Statistical analysis. Treatments are randomized, and data are analyzed by experimenters blinded to treatment conditions. Statistical analyses are performed using GraphPad Prism (version 8.1.2). The specific tests are, F-statistics and degrees of freedom. All comparisons are planned prior to performing each experiment. For dendritogenesis experiments a one way ANOVA with Dunnett’s post hoc test is deemed most appropriate. Ketamine was included as a positive control to ensure that the assay is working properly.

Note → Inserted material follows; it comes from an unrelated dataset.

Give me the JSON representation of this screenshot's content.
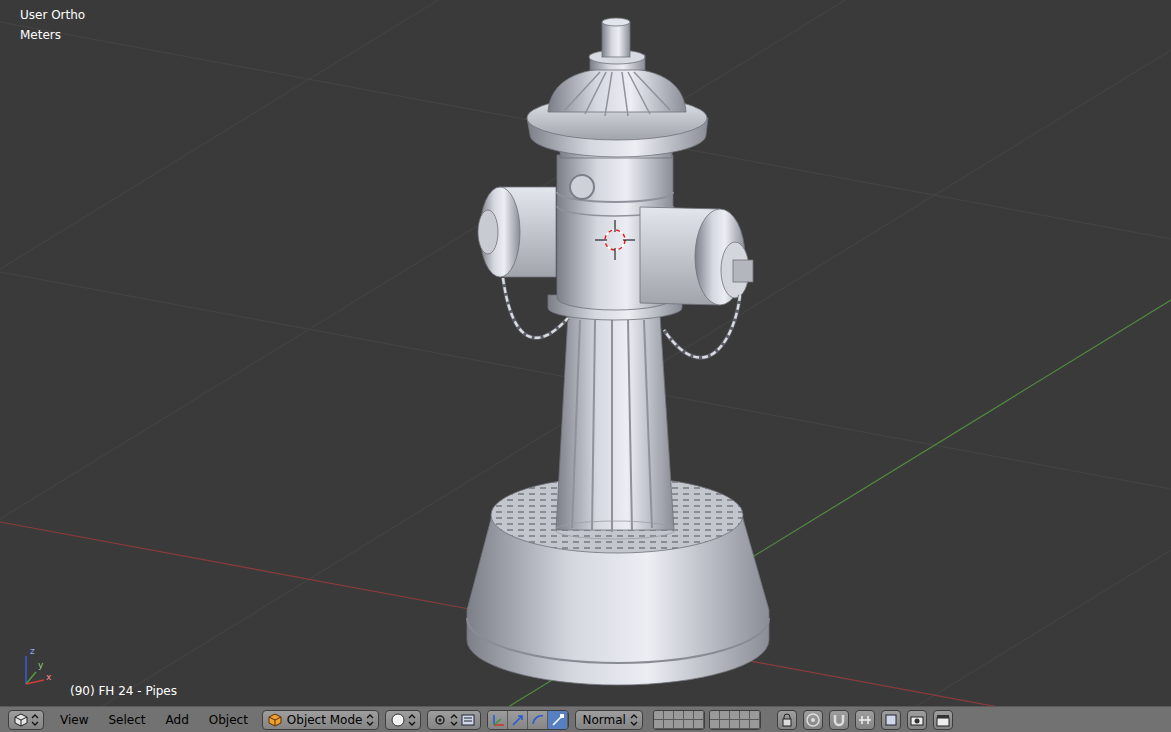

Alcohol Use Disorder Model: To assess the anti-addictive potential of the present compounds, an alcohol drinking paradigm that models heavy alcohol use and binge drinking behavior in humans is employed. Using a 2-bottle choice setup (20% ethanol (v/v), EtOH vs. water, FEO), mice are subjected to repeated cycles of binge drinking and withdrawal over the course of 7 weeks. This schedule results in heavy EtOH consumption, binge drinking-like behavior, and generates blood alcohol content equivalent to that of human subjects suffering from alcohol use disorder (AUD). Next, compounds of the invention are administered via intraperitoneal injection 3 h prior to a drinking session, and EtOH and H2O consumption is monitored. Effective compounds of the invention robustly reduce binge drinking during the first 4 h, decreasing EtOH consumption. With exemplary compounds, consumption of ethanol is lower for at least two days following administration with no effect on water intake. Efficacy in this assay suggests the present compounds are useful for the treatment of AUD.

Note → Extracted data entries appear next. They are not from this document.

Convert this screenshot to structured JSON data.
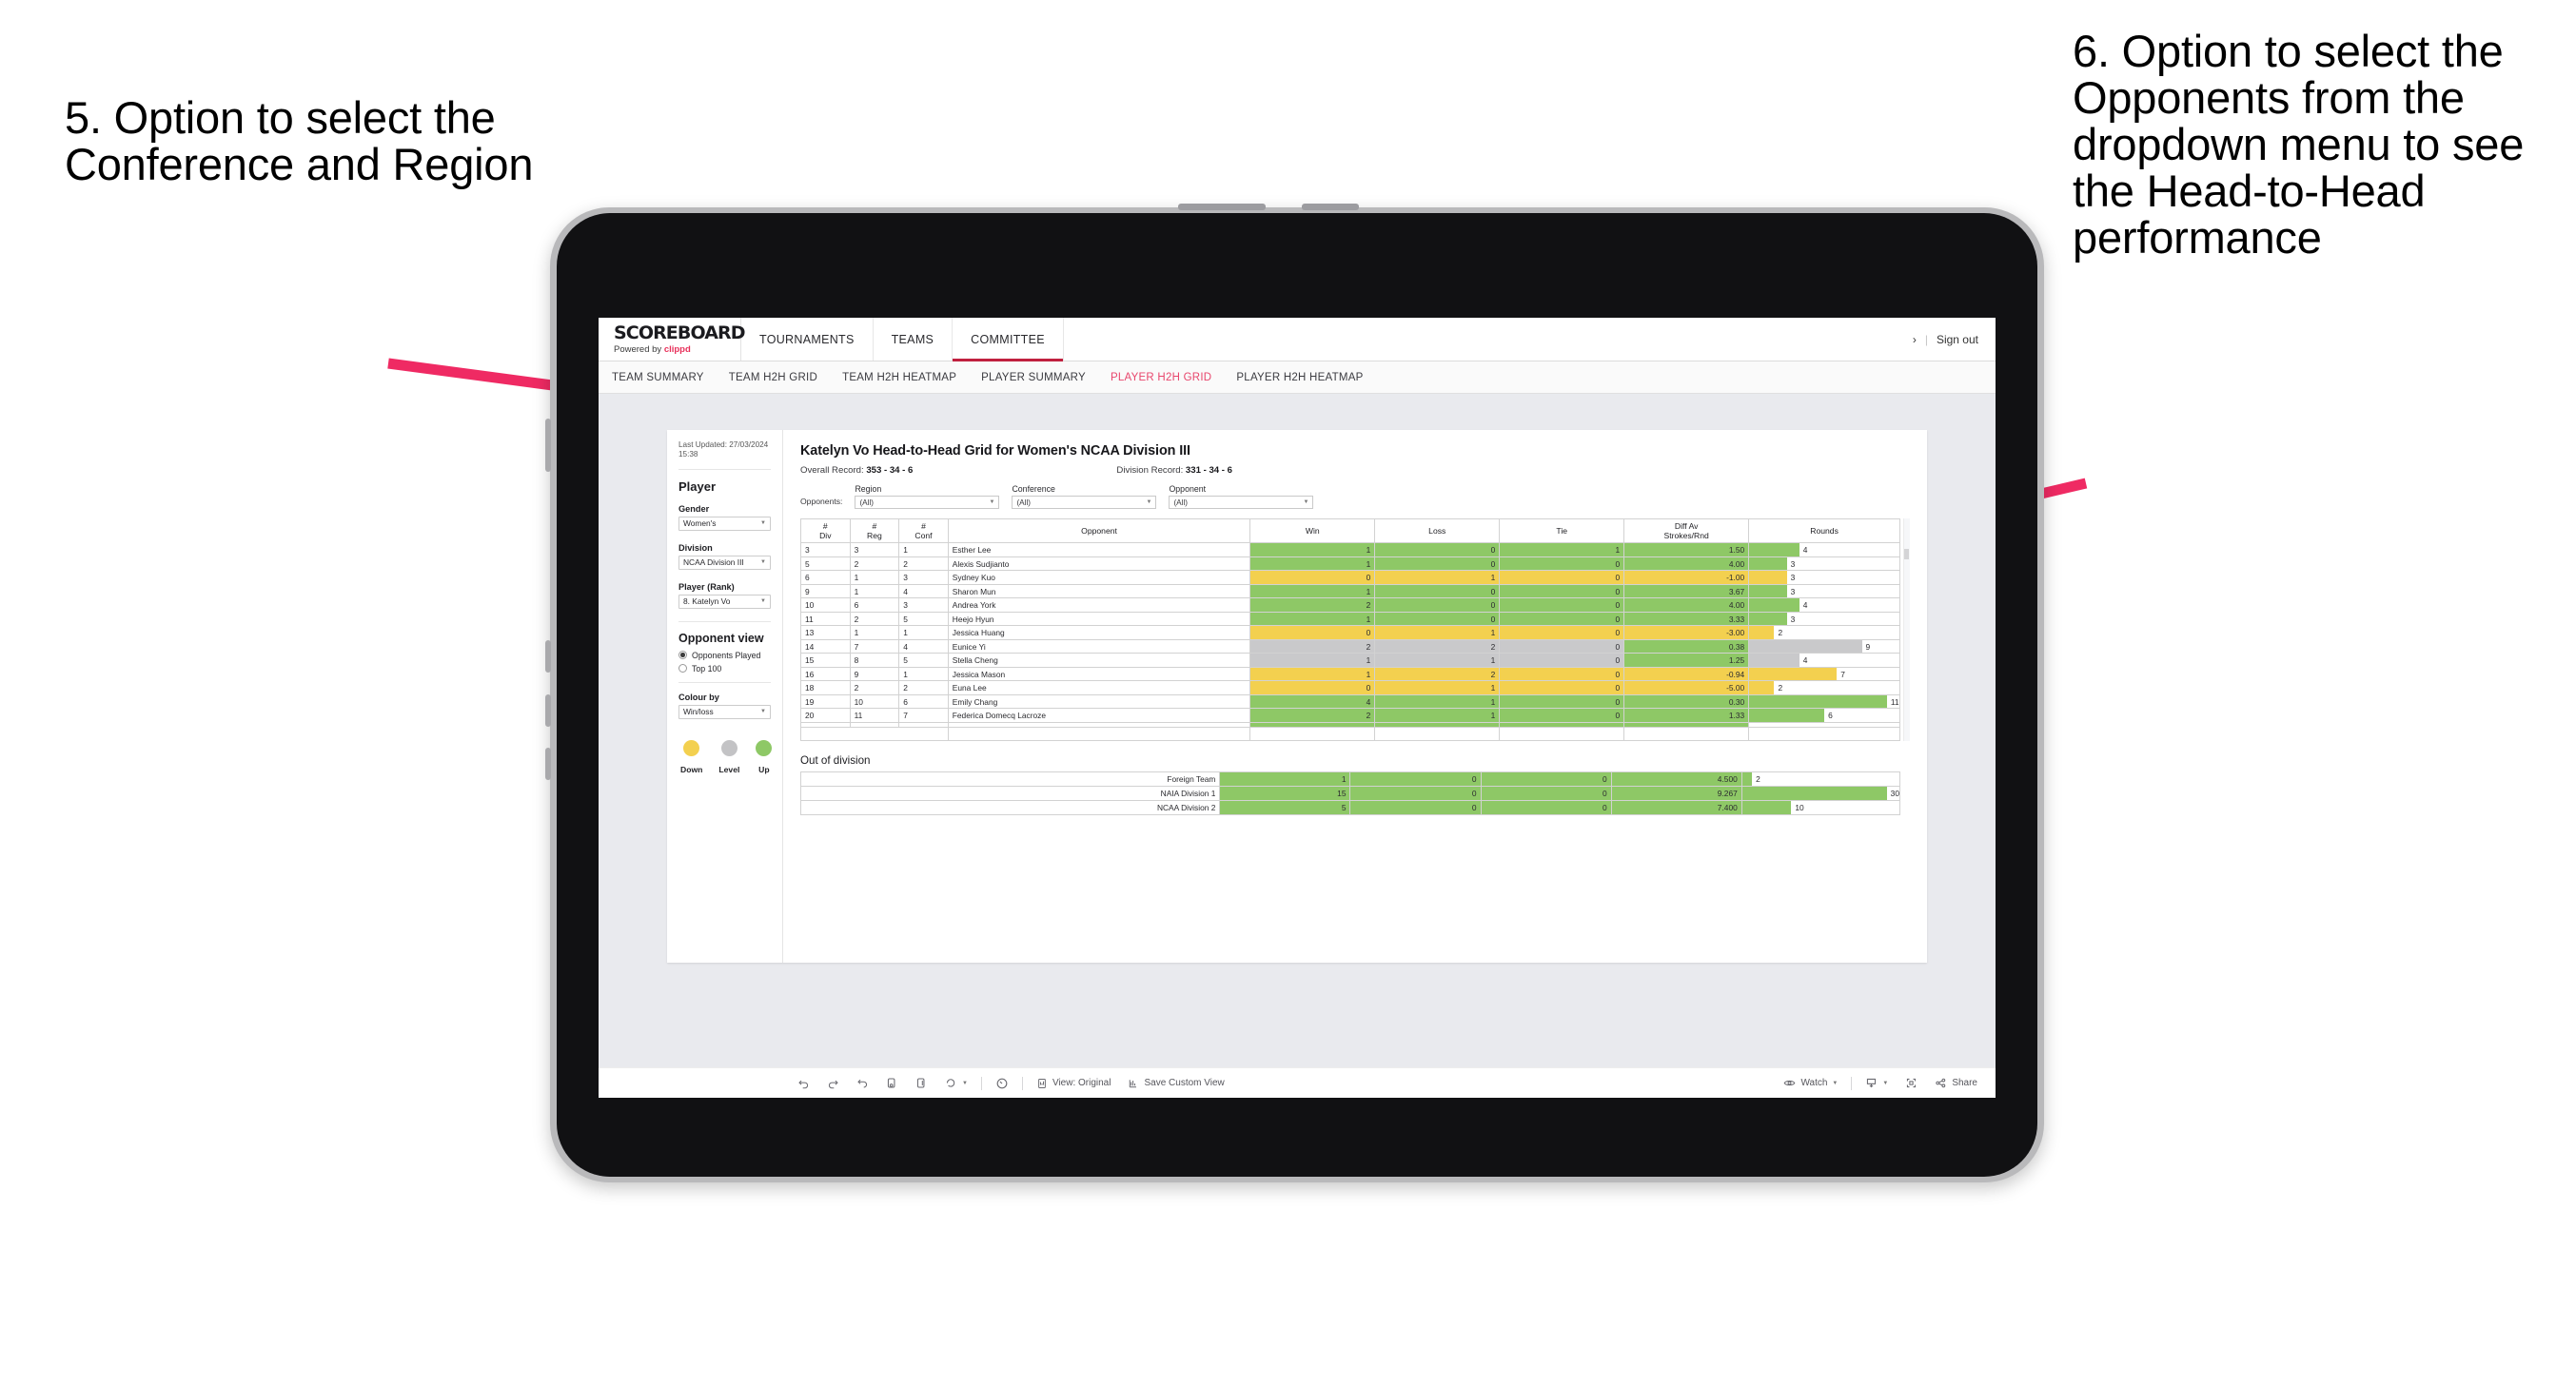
{
  "annotations": {
    "left": "5. Option to select the Conference and Region",
    "right": "6. Option to select the Opponents from the dropdown menu to see the Head-to-Head performance",
    "arrow_color": "#ef2a63"
  },
  "topnav": {
    "brand_title": "SCOREBOARD",
    "brand_sub_prefix": "Powered by ",
    "brand_sub_name": "clippd",
    "items": [
      {
        "label": "TOURNAMENTS",
        "active": false
      },
      {
        "label": "TEAMS",
        "active": false
      },
      {
        "label": "COMMITTEE",
        "active": true
      }
    ],
    "chevron": "›",
    "separator": "|",
    "signout": "Sign out"
  },
  "subnav": {
    "items": [
      {
        "label": "TEAM SUMMARY",
        "active": false
      },
      {
        "label": "TEAM H2H GRID",
        "active": false
      },
      {
        "label": "TEAM H2H HEATMAP",
        "active": false
      },
      {
        "label": "PLAYER SUMMARY",
        "active": false
      },
      {
        "label": "PLAYER H2H GRID",
        "active": true
      },
      {
        "label": "PLAYER H2H HEATMAP",
        "active": false
      }
    ],
    "active_color": "#e8466c"
  },
  "sidebar": {
    "last_updated": "Last Updated: 27/03/2024 15:38",
    "player_heading": "Player",
    "gender_label": "Gender",
    "gender_value": "Women's",
    "division_label": "Division",
    "division_value": "NCAA Division III",
    "player_rank_label": "Player (Rank)",
    "player_rank_value": "8. Katelyn Vo",
    "opponent_view_heading": "Opponent view",
    "opponent_view_options": [
      {
        "label": "Opponents Played",
        "selected": true
      },
      {
        "label": "Top 100",
        "selected": false
      }
    ],
    "colour_by_label": "Colour by",
    "colour_by_value": "Win/loss",
    "legend": [
      {
        "label": "Down",
        "color": "#f3d04f"
      },
      {
        "label": "Level",
        "color": "#c3c3c5"
      },
      {
        "label": "Up",
        "color": "#8ec866"
      }
    ]
  },
  "main": {
    "title": "Katelyn Vo Head-to-Head Grid for Women's NCAA Division III",
    "overall_record_label": "Overall Record: ",
    "overall_record_value": "353 - 34 - 6",
    "division_record_label": "Division Record: ",
    "division_record_value": "331 - 34 - 6",
    "opponents_label": "Opponents:",
    "filters": [
      {
        "caption": "Region",
        "value": "(All)"
      },
      {
        "caption": "Conference",
        "value": "(All)"
      },
      {
        "caption": "Opponent",
        "value": "(All)"
      }
    ],
    "out_of_division_title": "Out of division"
  },
  "chart_data": {
    "type": "table",
    "title": "Katelyn Vo Head-to-Head Grid for Women's NCAA Division III",
    "columns": [
      "# Div",
      "# Reg",
      "# Conf",
      "Opponent",
      "Win",
      "Loss",
      "Tie",
      "Diff Av Strokes/Rnd",
      "Rounds"
    ],
    "rounds_max": 12,
    "colors": {
      "up": "#8ec866",
      "down": "#f3d04f",
      "level": "#c9c9cb",
      "white": "#ffffff"
    },
    "rows": [
      {
        "div": "3",
        "reg": "3",
        "conf": "1",
        "opponent": "Esther Lee",
        "win": "1",
        "loss": "0",
        "tie": "1",
        "diff": "1.50",
        "rounds": "4",
        "state": "up"
      },
      {
        "div": "5",
        "reg": "2",
        "conf": "2",
        "opponent": "Alexis Sudjianto",
        "win": "1",
        "loss": "0",
        "tie": "0",
        "diff": "4.00",
        "rounds": "3",
        "state": "up"
      },
      {
        "div": "6",
        "reg": "1",
        "conf": "3",
        "opponent": "Sydney Kuo",
        "win": "0",
        "loss": "1",
        "tie": "0",
        "diff": "-1.00",
        "rounds": "3",
        "state": "down"
      },
      {
        "div": "9",
        "reg": "1",
        "conf": "4",
        "opponent": "Sharon Mun",
        "win": "1",
        "loss": "0",
        "tie": "0",
        "diff": "3.67",
        "rounds": "3",
        "state": "up"
      },
      {
        "div": "10",
        "reg": "6",
        "conf": "3",
        "opponent": "Andrea York",
        "win": "2",
        "loss": "0",
        "tie": "0",
        "diff": "4.00",
        "rounds": "4",
        "state": "up"
      },
      {
        "div": "11",
        "reg": "2",
        "conf": "5",
        "opponent": "Heejo Hyun",
        "win": "1",
        "loss": "0",
        "tie": "0",
        "diff": "3.33",
        "rounds": "3",
        "state": "up"
      },
      {
        "div": "13",
        "reg": "1",
        "conf": "1",
        "opponent": "Jessica Huang",
        "win": "0",
        "loss": "1",
        "tie": "0",
        "diff": "-3.00",
        "rounds": "2",
        "state": "down"
      },
      {
        "div": "14",
        "reg": "7",
        "conf": "4",
        "opponent": "Eunice Yi",
        "win": "2",
        "loss": "2",
        "tie": "0",
        "diff": "0.38",
        "rounds": "9",
        "state": "level",
        "diff_state": "up"
      },
      {
        "div": "15",
        "reg": "8",
        "conf": "5",
        "opponent": "Stella Cheng",
        "win": "1",
        "loss": "1",
        "tie": "0",
        "diff": "1.25",
        "rounds": "4",
        "state": "level",
        "diff_state": "up"
      },
      {
        "div": "16",
        "reg": "9",
        "conf": "1",
        "opponent": "Jessica Mason",
        "win": "1",
        "loss": "2",
        "tie": "0",
        "diff": "-0.94",
        "rounds": "7",
        "state": "down"
      },
      {
        "div": "18",
        "reg": "2",
        "conf": "2",
        "opponent": "Euna Lee",
        "win": "0",
        "loss": "1",
        "tie": "0",
        "diff": "-5.00",
        "rounds": "2",
        "state": "down"
      },
      {
        "div": "19",
        "reg": "10",
        "conf": "6",
        "opponent": "Emily Chang",
        "win": "4",
        "loss": "1",
        "tie": "0",
        "diff": "0.30",
        "rounds": "11",
        "state": "up"
      },
      {
        "div": "20",
        "reg": "11",
        "conf": "7",
        "opponent": "Federica Domecq Lacroze",
        "win": "2",
        "loss": "1",
        "tie": "0",
        "diff": "1.33",
        "rounds": "6",
        "state": "up"
      }
    ],
    "out_of_division": {
      "rounds_max": 32,
      "rows": [
        {
          "name": "Foreign Team",
          "win": "1",
          "loss": "0",
          "tie": "0",
          "diff": "4.500",
          "rounds": "2",
          "state": "up"
        },
        {
          "name": "NAIA Division 1",
          "win": "15",
          "loss": "0",
          "tie": "0",
          "diff": "9.267",
          "rounds": "30",
          "state": "up"
        },
        {
          "name": "NCAA Division 2",
          "win": "5",
          "loss": "0",
          "tie": "0",
          "diff": "7.400",
          "rounds": "10",
          "state": "up"
        }
      ]
    }
  },
  "toolbar": {
    "view_label": "View: Original",
    "save_label": "Save Custom View",
    "watch_label": "Watch",
    "share_label": "Share"
  }
}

In view of the many possible embodiments to which the principles of the disclosed invention may be applied, it should be recognized that the illustrated embodiments are only preferred examples of the invention and should not be taken as limiting the scope of the invention. Rather, the scope of the invention is defined by the following claims. We therefore claim as our invention all that comes within the scope and spirit of these claims.